Tiba-tiba.... braaak!!!! Aduh sakit sekali! Badanku terkena kaki orang lain yang sedang snorkling. Ah, lautan ini seperti menjadi sangat sempit. Semua orang ingin menari bersama dengan nemo. Bahkan, ada yang berenang mengejar nemo ini dengan kasar untuk memegang mereka. Aku pun menuju permukaan laut untuk mengambil nafas sejenak. Tiba-tiba aku merasa bahwa air laut ini terasa seperti bercampur rasa kopi pahit. Ah sial! Ternyata aku mengambil nafas di dekat warung apung. Si penjaga warung baru saja menumpahkan kopinya ke laut. Tidak hanya kopi, sampah bekas bungkus kopinya pun dibuang ke laut.

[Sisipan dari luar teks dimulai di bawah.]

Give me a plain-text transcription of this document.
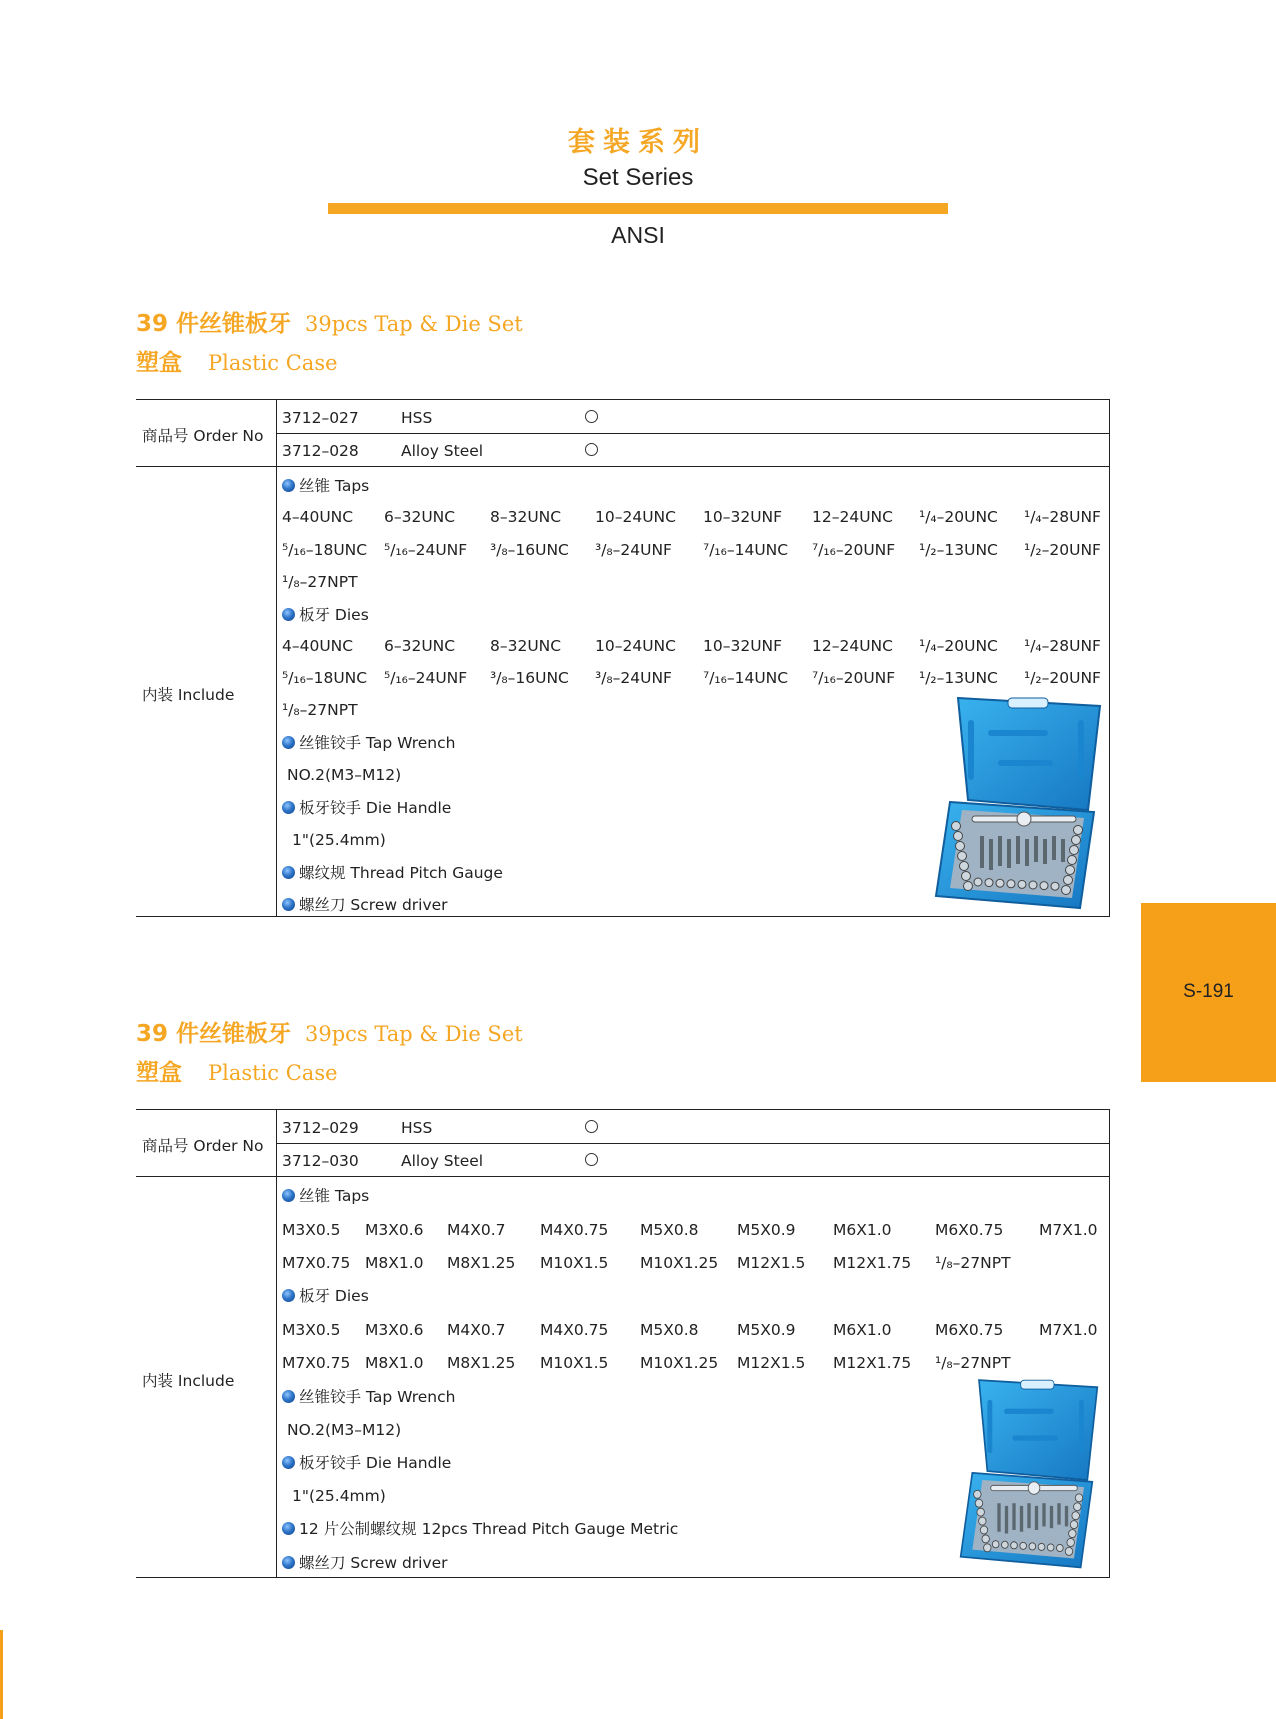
套装系列
Set Series
ANSI
S-191
39 件丝锥板牙 39pcs Tap & Die Set
塑盒 Plastic Case
商品号 Order No
内装 Include
3712–027	HSS
3712–028	Alloy Steel
丝锥 Taps
4–40UNC 6–32UNC 8–32UNC 10–24UNC 10–32UNF 12–24UNC ¹/₄–20UNC ¹/₄–28UNF
⁵/₁₆–18UNC ⁵/₁₆–24UNF ³/₈–16UNC ³/₈–24UNF ⁷/₁₆–14UNC ⁷/₁₆–20UNF ¹/₂–13UNC ¹/₂–20UNF
¹/₈–27NPT
板牙 Dies
4–40UNC 6–32UNC 8–32UNC 10–24UNC 10–32UNF 12–24UNC ¹/₄–20UNC ¹/₄–28UNF
⁵/₁₆–18UNC ⁵/₁₆–24UNF ³/₈–16UNC ³/₈–24UNF ⁷/₁₆–14UNC ⁷/₁₆–20UNF ¹/₂–13UNC ¹/₂–20UNF
¹/₈–27NPT
丝锥铰手 Tap Wrench
NO.2(M3–M12)
板牙铰手 Die Handle
1"(25.4mm)
螺纹规 Thread Pitch Gauge
螺丝刀 Screw driver
39 件丝锥板牙 39pcs Tap & Die Set
塑盒 Plastic Case
商品号 Order No
内装 Include
3712–029	HSS
3712–030	Alloy Steel
丝锥 Taps
M3X0.5 M3X0.6 M4X0.7 M4X0.75 M5X0.8 M5X0.9 M6X1.0	M6X0.75 M7X1.0
M7X0.75 M8X1.0 M8X1.25 M10X1.5 M10X1.25 M12X1.5 M12X1.75 ¹/₈–27NPT
板牙 Dies
M3X0.5 M3X0.6 M4X0.7 M4X0.75 M5X0.8 M5X0.9 M6X1.0	M6X0.75 M7X1.0
M7X0.75 M8X1.0 M8X1.25 M10X1.5 M10X1.25 M12X1.5 M12X1.75 ¹/₈–27NPT
丝锥铰手 Tap Wrench
NO.2(M3–M12)
板牙铰手 Die Handle
1"(25.4mm)
12 片公制螺纹规 12pcs Thread Pitch Gauge Metric
螺丝刀 Screw driver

Pantas saja, tidak ada nemo yang mau muncul untuk berenang bersama manusia-manusia jorok ini. Para nemo itu bersembunyi di balik terumbu karang. Aku rasa, trauma tidak hanya terjadi pada manusia. Ikan pun bisa mengalami trauma karena manusia. Bahkan, ekosistem laut dapat rusak karena ketidakpedulian manusia. Bayangkanlah, barangkali ikan-ikan itu sedang meneteskan air matanya dan gemetar ketakutan ketika Anda memaksa memegangnya.  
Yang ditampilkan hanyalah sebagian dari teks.